Author it directly — preferred when creds are available. If creds are in the env / .blazediff/.env (or the user can supply them), write the harness yourself; do not make the user run harness record. Identify the login form's email / password / submit selectors by reading the /login route's source component (prefer name= / type= / id= / role-based selectors; avoid nth-child), or by snapshotting the live page. Write .blazediff/harnesses/auth.js:

/** @type {import("@blazediff/agent").Harness<{ persona?: string }>} */
export default {
  phase: "setup", // runs before navigation; must NOT call screenshot()
  async run({ page, params }) {
    const upper = (params.persona ?? "default").toUpperCase().replace(/[^A-Z0-9]/g, "_");
    const email = process.env[`BLAZEDIFF_AUTH_${upper}_EMAIL`];
    const password = process.env[`BLAZEDIFF_AUTH_${upper}_PASSWORD`];
    if (!email || !password) throw new Error(`missing BLAZEDIFF_AUTH_${upper}_EMAIL / _PASSWORD`);
    await page.goto("<LOGIN URL>");
    await page.locator('input[name="email"]').fill(email);
    await page.locator('input[name="password"]').fill(password);
    await Promise.all([
      page.waitForURL((u) => !u.pathname.startsWith("/login")),
      page.getByRole("button", { name: /sign in|log in/i }).click(),
    ]);
    if (new URL(page.url()).pathname === new URL("<LOGIN URL>").pathname) {
      throw new Error("login did not leave /login — check selectors/redirect");
    }
  },
};

Never inline real credentials — only process.env.BLAZEDIFF_AUTH_* references.

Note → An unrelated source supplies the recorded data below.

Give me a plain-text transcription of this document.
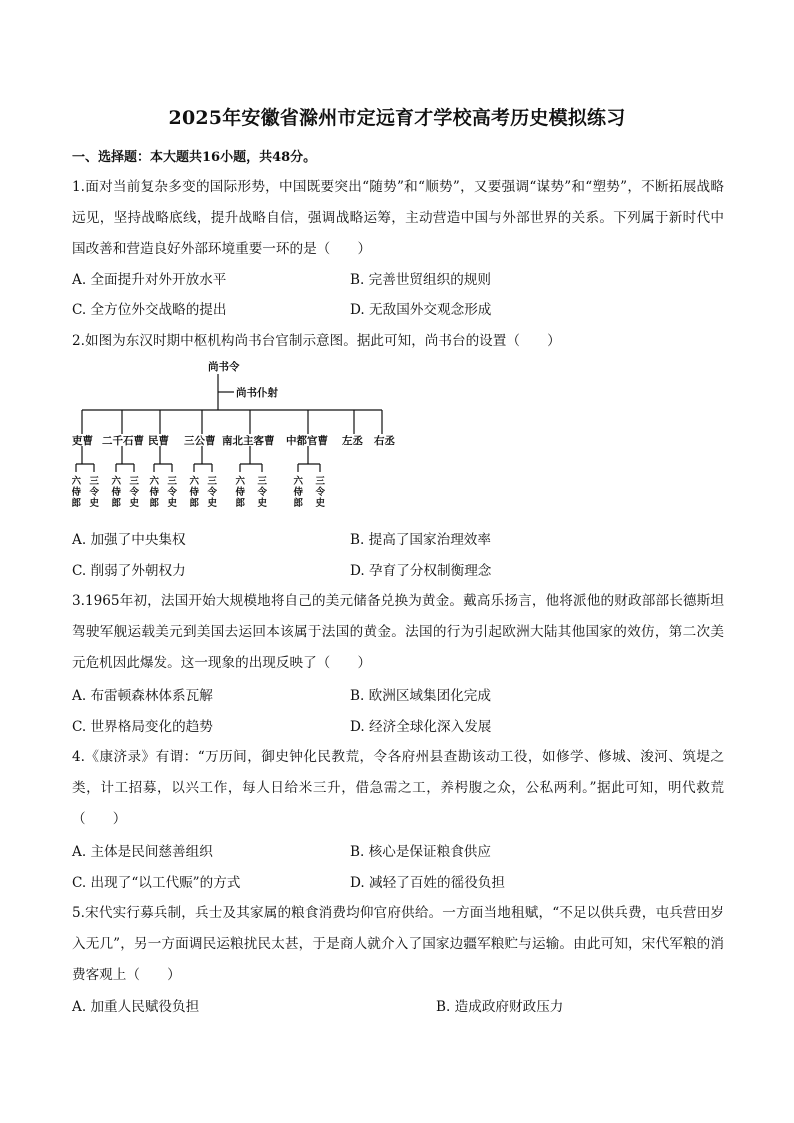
2025年安徽省滁州市定远育才学校高考历史模拟练习
一、选择题：本大题共16小题，共48分。
1.面对当前复杂多变的国际形势，中国既要突出“随势”和“顺势”，又要强调“谋势”和“塑势”，不断拓展战略远见，坚持战略底线，提升战略自信，强调战略运筹，主动营造中国与外部世界的关系。下列属于新时代中国改善和营造良好外部环境重要一环的是（　　）
A. 全面提升对外开放水平	B. 完善世贸组织的规则
C. 全方位外交战略的提出	D. 无敌国外交观念形成
2.如图为东汉时期中枢机构尚书台官制示意图。据此可知，尚书台的设置（　　）
尚书令
尚书仆射
吏曹 二千石曹 民曹 三公曹 南北主客曹 中都官曹 左丞 右丞
六
侍
郎
三
令
史
六
侍
郎
三
令
史
六
侍
郎
三
令
史
六
侍
郎
三
令
史
六
侍
郎
三
令
史
六
侍
郎
三
令
史
A. 加强了中央集权	B. 提高了国家治理效率
C. 削弱了外朝权力	D. 孕育了分权制衡理念
3.1965年初，法国开始大规模地将自己的美元储备兑换为黄金。戴高乐扬言，他将派他的财政部部长德斯坦驾驶军舰运载美元到美国去运回本该属于法国的黄金。法国的行为引起欧洲大陆其他国家的效仿，第二次美元危机因此爆发。这一现象的出现反映了（　　）
A. 布雷顿森林体系瓦解	B. 欧洲区域集团化完成
C. 世界格局变化的趋势	D. 经济全球化深入发展
4.《康济录》有谓：“万历间，御史钟化民教荒，令各府州县查勘该动工役，如修学、修城、浚河、筑堤之类，计工招募，以兴工作，每人日给米三升，借急需之工，养枵腹之众，公私两利。”据此可知，明代救荒（　　）
A. 主体是民间慈善组织	B. 核心是保证粮食供应
C. 出现了“以工代赈”的方式	D. 减轻了百姓的徭役负担
5.宋代实行募兵制，兵士及其家属的粮食消费均仰官府供给。一方面当地租赋，“不足以供兵费，屯兵营田岁入无几”，另一方面调民运粮扰民太甚，于是商人就介入了国家边疆军粮贮与运输。由此可知，宋代军粮的消费客观上（　　）
A. 加重人民赋役负担	B. 造成政府财政压力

Fallback: interactive recorder. Only when you can't reduce login to fill-fields-and-submit — OAuth/SSO, captcha, MFA, multi-step — tell the user to run blazediff-agent --cwd "$TARGET" harness record auth --login --persona default --url <login URL> (opens Playwright codegen; they log in once; typed creds are rewritten to env-var refs and written to .blazediff/harnesses/auth.js). You can't drive the recorder yourself.
Per entry. Add { "name": "auth", "params": { "persona": "<persona>" } } to the entry's harnesses (use "default" unless the user specifies otherwise).
Env vars. The harness reads BLAZEDIFF_AUTH_<PERSONA>_EMAIL / ..._PASSWORD at capture time. The CLI auto-loads env files from --cwd: .blazediff/.env[.local] (blazediff-scoped, auto-gitignored) then the project-root .env[.local]; real exported env wins, and .blazediff/ files beat the app root. Drop creds in .blazediff/.env. If the user hasn't supplied any, ask for them — don't invent placeholders.

Hard rules

Never --mode baseline an existing manifest entry without explicit user request.
Never edit .blazediff/manifest.json directly.
Author login and interaction harnesses directly under .blazediff/harnesses/ when you can (login: simple form, creds via env). Use harness record only for flows you can't author (OAuth/SSO/MFA/captcha). Never write real credentials into a harness file — env refs only.
In CI (CI=1 or no TTY), only check is allowed.
A route that times out is logged once in the result array and skipped — never block the run.
Never leave a dev server running after authoring exits. Teardown is mandatory on every exit path (success, capture failure, user interrupt). If you can't run teardown for some reason, tell the user the port number to kill manually.